Zofia Posmysz The Passenger
18.04.2017 - 09.07.2017
The exhibition is accompanying the premiere of the opera The Passenger based on the novel by Zofia Posmysz at the Semperoper Dresden.
Zofia Posmysz was a born writer. She is someone with the highest ethical standards. During 1942–1945 she was a prisoner at Auschwitz-Birkenau. From 1943 until leaving the camp on the Death March, she worked as a clerk in the kitchen and the warehouse, using every moment of the guard’s inattention to write poetry. This youthful poetry, inspired by the poetry of the Skamander group, expressed an aching desire for freedom, love and closeness of family. There was a scream there but also a sense of calmness and a quiet strength.
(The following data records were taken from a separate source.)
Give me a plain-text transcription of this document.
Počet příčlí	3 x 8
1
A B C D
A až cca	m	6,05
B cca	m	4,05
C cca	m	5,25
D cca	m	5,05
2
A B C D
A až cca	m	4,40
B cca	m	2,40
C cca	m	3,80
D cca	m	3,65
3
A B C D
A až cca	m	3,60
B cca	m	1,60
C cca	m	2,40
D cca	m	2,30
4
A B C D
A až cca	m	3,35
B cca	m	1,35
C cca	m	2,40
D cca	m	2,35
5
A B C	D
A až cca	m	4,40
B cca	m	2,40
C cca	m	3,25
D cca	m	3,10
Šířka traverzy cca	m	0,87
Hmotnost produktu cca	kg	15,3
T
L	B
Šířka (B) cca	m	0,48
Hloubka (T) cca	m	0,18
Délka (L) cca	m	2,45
The dramatic events of the concentration camp formed the mind and the artistic ethics of Zofia Posmysz. She understood that to convey the evil of Auschwitz – which is unimaginable from the perspective of ordinary daily existence – a singular tone and narration was necessary. The Passenger is par excellence embodiment of this strategy. The story does not consider the victim; it was rather written from the point of view of the oppressor, thus referring to what matters the most: the source of the evil. This literary device did not meet with the approval of the communist authorities. In the 1950s and 1960s, the prevailing atmosphere in Poland relied on the need for revenge and condemnation – and not understanding. From the very beginning, Zofia Posmysz knew that the only antidote to evil was to understand its roots.
The Passenger is a literary phenomenon – the story of an SS-woman who on board ship recognises an ex-prisoner that has undergone a multitude of media transformations. It started off as a radio play, was then turned into a novel and a film script for the tragically unfinished film by Andrzej Munk, finally to become a libretto for the opera with music by Mieczysław Weinberg. Each new reworking had a slightly different interpretative angle and emphasis. However, the main source of the power of The Passenger is that its message was borne out of the human need to understand one’s own suffering and explain the evil behind it.